When’s the last time your read the comments under any Buzzfeed post? Don’t bother, they’re usually a mess of opinions bolstered by likes that make giving an opinion a popularity contest. Win and you gain the pride that 600 other people agreed with you our of the whole population who saw the post. Lose, you gain the unique joy of personal attacks of everything you say and every comma you didn’t use.

This year, I met so many wonderful, new people and had the chance to reconnect with family members I’d missed.

Somehow though, perhaps especially intergenerationally, it becomes apparent that we have conflicting views about anything from abortion and same sex marriage to religion.

No matter what the issue is, at its core is that we don’t agree. 

Not agreeing over core social issues has become synonymous to a light-saber battle over the dark and light side.

People can become dogmatic, domineering and angry. Or at least I can.

But what I’ve learned this passed year is that often, these arguments are not worth what you would lose if you were without their company. We have made agreement with our personal beliefs synonymous with respect with an underpinning threat. Step out of line and I’ll never look at you the same. 

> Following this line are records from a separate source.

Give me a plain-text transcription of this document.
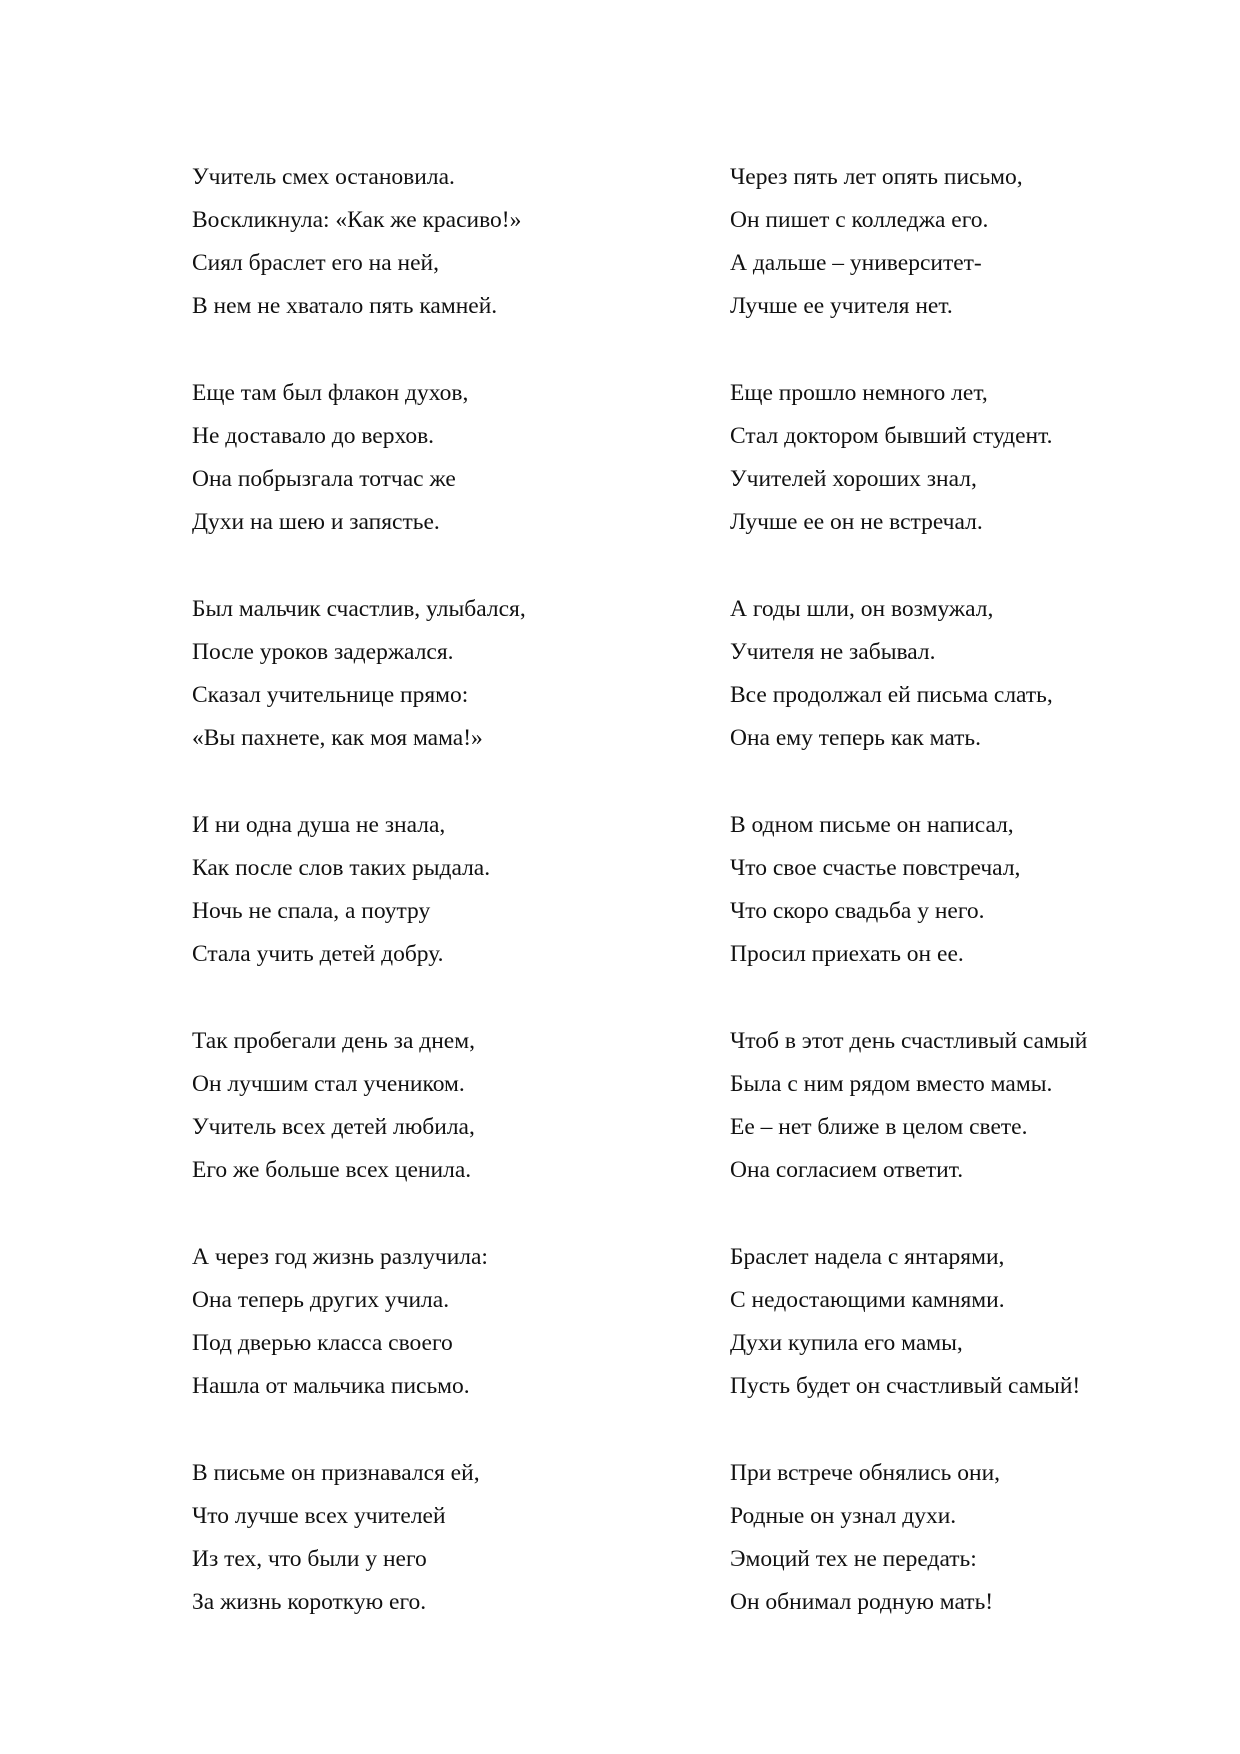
Учитель смех остановила.
Воскликнула: «Как же красиво!»
Сиял браслет его на ней,
В нем не хватало пять камней.
Еще там был флакон духов,
Не доставало до верхов.
Она побрызгала тотчас же
Духи на шею и запястье.
Был мальчик счастлив, улыбался,
После уроков задержался.
Сказал учительнице прямо:
«Вы пахнете, как моя мама!»
И ни одна душа не знала,
Как после слов таких рыдала.
Ночь не спала, а поутру
Стала учить детей добру.
Так пробегали день за днем,
Он лучшим стал учеником.
Учитель всех детей любила,
Его же больше всех ценила.
А через год жизнь разлучила:
Она теперь других учила.
Под дверью класса своего
Нашла от мальчика письмо.
В письме он признавался ей,
Что лучше всех учителей
Из тех, что были у него
За жизнь короткую его.
Через пять лет опять письмо,
Он пишет с колледжа его.
А дальше – университет-
Лучше ее учителя нет.
Еще прошло немного лет,
Стал доктором бывший студент.
Учителей хороших знал,
Лучше ее он не встречал.
А годы шли, он возмужал,
Учителя не забывал.
Все продолжал ей письма слать,
Она ему теперь как мать.
В одном письме он написал,
Что свое счастье повстречал,
Что скоро свадьба у него.
Просил приехать он ее.
Чтоб в этот день счастливый самый
Была с ним рядом вместо мамы.
Ее – нет ближе в целом свете.
Она согласием ответит.
Браслет надела с янтарями,
С недостающими камнями.
Духи купила его мамы,
Пусть будет он счастливый самый!
При встрече обнялись они,
Родные он узнал духи.
Эмоций тех не передать:
Он обнимал родную мать!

What use is the negativity? 

There’s nothing wrong with refusing to have another argument. There’s nothing wrong with taking someone at the value they have to you personally, not politically or socially.

More often than not this year, if someone I know was stirring for an argument about something which I feel particularly passionate about, I found myself telling them that this conversation would serve no one and I’m not in the interest of clashing negative wills against each other when neither of us will change.

An educational conversation stops being educational when neither side is willing to edit their beliefs. Then it is just an argument for arguments sake.

And this year, I learned that it often wasn’t worth it to me, to engage in any form of aggression because my words were sand in the wind to those people – who are entitled to their opinion.

There are times when your beliefs need defending and in those times, no one should hesitate.

But how many times, particularly over Christmas, have you had your beliefs questioned by a friend or family member just for the sake of it?

Well, then its just like how I view political correctness as social decency, then I considered it a form of self-protection to shut down the conversations and there is nothing wrong with that.
That’s all I’ve got for me. But without a doubt 2018 will teach me, harden me and strengthen me too. I look forward to seeing what I write this time next year.